The Karl Hendricks Rock Band releases The World Says

The Karl Hendricks Rock Band
The World Says
Surplus Anxiety Records

It's been about four years since Merge Records released The Karl Hendricks Trio's The Jerks Win Again, and a full 15 since the band's debut, Buick Elecktra. Now Karl's back with The World Says, whether the local music-scene vet likes it or not. "If you've ever tried to disappear, then you'll know what I mean," he sings on the title track. "You keep insisting you're invisible / the world says you're seen."

This latest outing is a local release, on Surplus Anxiety Records, with album art by Mike Budai. Hendricks' expanded "Rock Band" lineup features Jake Leger on drums, Corey Layman on bass, and local guitar anti-hero Alexei Plotnicov (Midnite Snake).

Rock band, indeed. Over the lurching rhythm section, Plotnicov's and Hendricks' interlocking guitars range from plinky and sparse to roaring, Crazy Horse-esque workouts, especially on the epic, nearly 12-minute closer, "California in October." For much of The World Says, Hendricks and Co. kick out the jams in the grand style of Dinosaur Jr.'s SST releases, though with less saturated fat -- the jazz-inflected riffs are "Little Fury Things" rather than a "Sludgefeast."

But it's not 1987 anymore. It's not even 1991, when Hendricks kicked off the first edition of the band.

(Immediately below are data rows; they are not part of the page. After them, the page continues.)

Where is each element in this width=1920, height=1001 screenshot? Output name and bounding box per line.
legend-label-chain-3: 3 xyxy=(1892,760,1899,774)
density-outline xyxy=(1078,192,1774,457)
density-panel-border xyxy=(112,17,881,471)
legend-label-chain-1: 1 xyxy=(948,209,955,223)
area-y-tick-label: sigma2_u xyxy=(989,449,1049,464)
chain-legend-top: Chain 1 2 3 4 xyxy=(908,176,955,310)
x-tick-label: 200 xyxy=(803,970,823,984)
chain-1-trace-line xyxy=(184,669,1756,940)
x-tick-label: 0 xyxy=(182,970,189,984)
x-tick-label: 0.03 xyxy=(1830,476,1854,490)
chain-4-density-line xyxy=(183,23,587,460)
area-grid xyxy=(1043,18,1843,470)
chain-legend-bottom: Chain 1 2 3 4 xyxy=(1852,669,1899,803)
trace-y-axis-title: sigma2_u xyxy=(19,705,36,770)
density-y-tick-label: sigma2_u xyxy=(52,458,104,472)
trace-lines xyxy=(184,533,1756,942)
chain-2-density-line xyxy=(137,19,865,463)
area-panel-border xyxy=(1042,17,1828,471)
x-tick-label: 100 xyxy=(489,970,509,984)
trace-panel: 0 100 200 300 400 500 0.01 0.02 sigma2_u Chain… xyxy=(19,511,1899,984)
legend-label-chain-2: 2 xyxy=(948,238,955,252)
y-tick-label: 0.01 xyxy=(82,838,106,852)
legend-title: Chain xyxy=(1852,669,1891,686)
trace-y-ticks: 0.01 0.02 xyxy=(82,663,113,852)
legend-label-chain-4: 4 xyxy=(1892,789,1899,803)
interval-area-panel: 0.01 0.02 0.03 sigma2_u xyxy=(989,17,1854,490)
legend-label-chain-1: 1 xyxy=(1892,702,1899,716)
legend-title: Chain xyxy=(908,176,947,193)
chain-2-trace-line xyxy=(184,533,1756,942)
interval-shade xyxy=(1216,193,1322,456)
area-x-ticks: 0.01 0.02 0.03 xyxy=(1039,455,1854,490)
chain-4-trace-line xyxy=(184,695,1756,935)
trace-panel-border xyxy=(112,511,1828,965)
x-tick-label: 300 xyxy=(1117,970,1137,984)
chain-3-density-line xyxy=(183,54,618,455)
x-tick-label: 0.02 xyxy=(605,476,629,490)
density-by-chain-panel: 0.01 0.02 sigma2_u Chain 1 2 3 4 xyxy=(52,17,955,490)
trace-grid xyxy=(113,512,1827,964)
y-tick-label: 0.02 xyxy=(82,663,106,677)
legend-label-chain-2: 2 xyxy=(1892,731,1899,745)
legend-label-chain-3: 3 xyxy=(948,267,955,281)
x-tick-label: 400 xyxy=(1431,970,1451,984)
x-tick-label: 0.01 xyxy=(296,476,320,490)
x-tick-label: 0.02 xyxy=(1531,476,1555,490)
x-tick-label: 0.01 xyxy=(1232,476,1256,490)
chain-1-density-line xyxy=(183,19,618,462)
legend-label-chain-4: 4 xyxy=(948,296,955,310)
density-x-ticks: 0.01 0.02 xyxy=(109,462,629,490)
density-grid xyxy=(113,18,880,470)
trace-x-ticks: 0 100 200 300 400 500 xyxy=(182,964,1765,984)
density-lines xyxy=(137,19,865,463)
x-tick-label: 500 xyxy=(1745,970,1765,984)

And evidences of this passage of an era don't escape Hendricks' critical, sardonic turns of phrase. There's "The Last Uncompromising Hardcore Band," the death of which the narrator watches on TV; "Irony Fails Me" nails the moment when a person's interaction with the world stops being so much a sport as it is, um, real life.

But like the opening song declares, "I'm not crying, Karl."